In terms of its geographic distribution, there was a notable increase in the weight of investment grade Latin America (Mexico, Chile and Peru), which as of December 31, 2009 represented 12.3% of the total, compared with 11.6% at the end of the previous year. This is because of the better relative credit appetite in these countries than in the domestic market. The weight of non-investment grade Latin American countries remained practically the same (4.3% in 2009 and 4.1% in 2008). The United States increased its share from 9.25 to 10.3% as a result of the incorporation of the Guaranty balances. The remaining 73.1% corresponds to Spain and the rest of the investment grade countries in the world.
Of a total €205 billion lending to domestic customers in Spain, the public sector reported the biggest advance, at 18.1% year-on-year to €21 billion.
Loans to the domestic private sector fell 4.5% to €184 billion at year-end 2009 with items related to commercial activity and household consumption falling most. The volume of accounts receivable financing decreased 26.0%, credit card debtors fell 6.7% and other term loans (basically consumer loans and SME and corporates) fell 16.3%. Secured loans are the main component of domestic lending and they were almost unchanged compared to the third quarter, at €106 billion as of December 31, 2009, a similar figure (up 0.4%) to the same date in 2008. Nonperforming assets at year-end were €10,911 million, a significant increase over the year, and very much concentrated in the fourth quarter. The increase is due to a number of portfolios, mainly related to the real estate sector, which were declared doubtful following a detailed and rigorous examination by the Group.

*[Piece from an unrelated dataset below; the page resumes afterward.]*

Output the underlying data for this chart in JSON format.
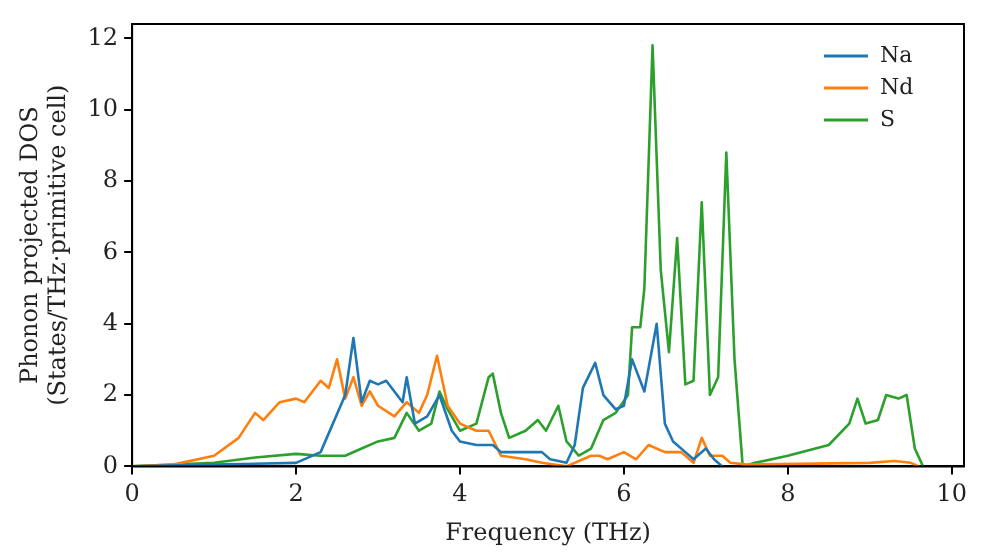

Finally, lending to non-domestic customers amounted to €127 billion euros at the close of 2009, 3.9% below the figure of €133 billion as of December 31, 2008. Secured loans performed best and increased their weight in the nondomestic portfolio to 33.2% as of December 31, 2009, compared with 29.7% as of December 31, 2008. The increase in non-performing assets in this segment in the fourth quarter is basically due to an additional reclassification of the commercial real estate portfolio in the United States as rigorous as the one mentioned above for other domestic sectors.